但是他還沒起身,就將手裡的盒子開啟了,裡面是藥酒,可是藥酒的盒子縫隙裡,塞著大大小小十幾卷一百元人民幣,把瓶子的縫隙都塞的滿滿當當,這下童家崗的助理和丁長生,以及童家崗都看到了,空氣好像是凝固了一般,靜的掉根針都能聽到。
「那個,童助理長,我不是故意的,這,這誰給助理長送的,真是費心了,這要捲起來這些錢也挺費事的」。丁長生笑笑說道,然後把酒盒子遞給了他的助理。
童家崗臉色鐵青,伸手捂在自己的胸口處,丁長生站起來說道:「那,沒什麼事我先走了,對了,童助理長,祝你早日康復」。
說完,即向門口走去,童家崗以為這麼就算完了,沒想到丁長生走到門口回頭說道:「助理長,我覺得吧,你還是再檢查一下其他的盒子,說不定裡面也會……」
丁長生做了個點錢的手勢,沒說出來,此時再說出來就沒意思了,丁長生意味深長的看了看房間裡到處堆著的各種禮物,笑了笑,走了。
童家崗看到他終於走了,可是自己的心口處一陣絞痛,自此,童家崗落下一毛病,只要是看到丁長生,他的心口就會疼的厲害,不能看到丁長生這個人,助理更是小心,從來不敢在童家崗的面前提丁長生的名字。

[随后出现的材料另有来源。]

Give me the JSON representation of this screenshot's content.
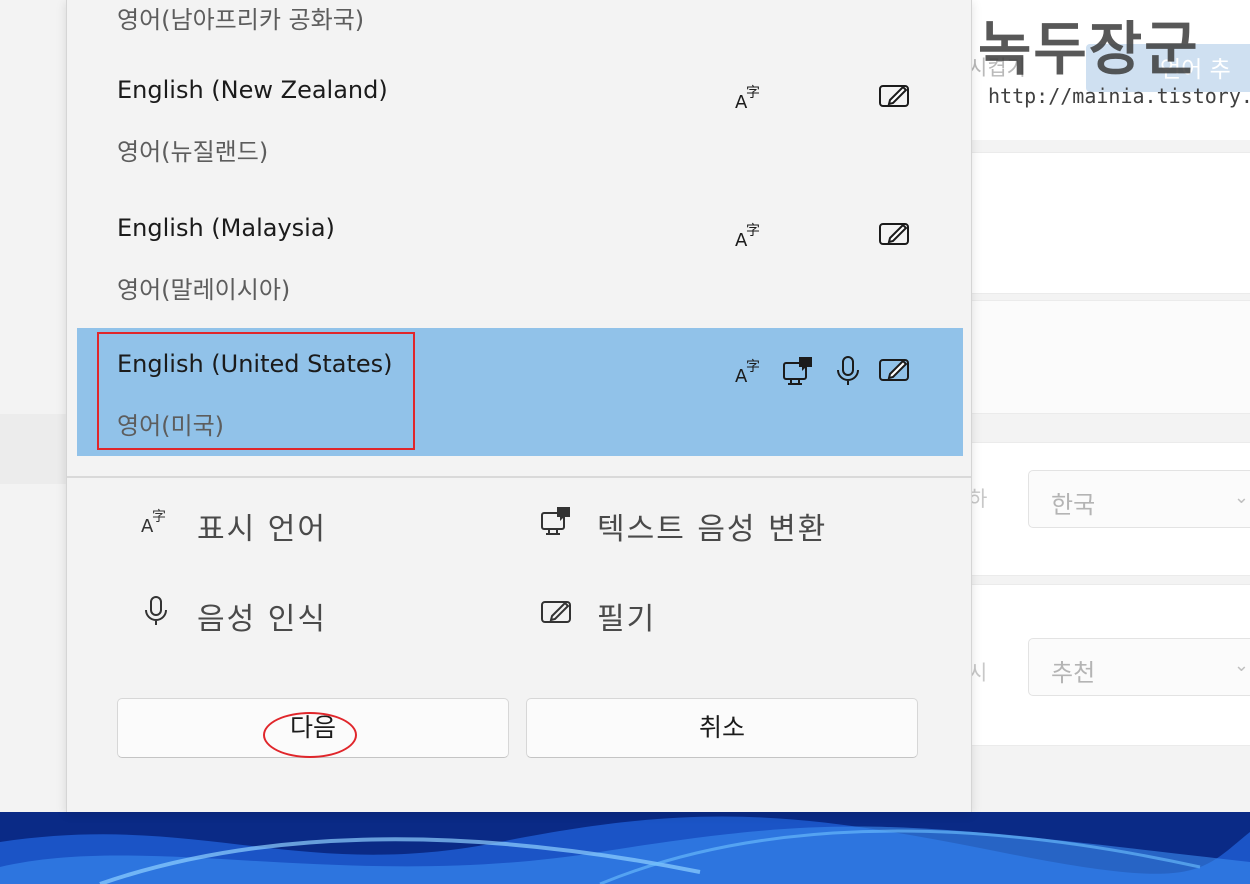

「你打算怎麼辦?」丁長生在省公司董事會家屬院旁邊的居酒屋約見了葉怡君,車家河在忙,本來袁氏地產的事很簡單就能辦成了,可是沒想到半路出了這樣的岔子,雖然車家河一再聯絡許弋劍,可是許弋劍就是拖著,車家河也知道,對方是在藉著陳煥強遇刺這件事壓價,可是他沒辦法,這事不是他一個人說了算。
「什麼怎麼辦?」丁長生故作不知的問道。
「車蕊兒的事,你打算怎麼辦?」葉怡君小聲問道。
「還沒想好,對這丫頭我不是很熟悉,雖然打過幾次交道,可是我感覺她就是一個沒心眼的瘋丫頭而已,我也在想對付這樣的人該怎麼辦,怎麼,你有辦法?」丁長生問道。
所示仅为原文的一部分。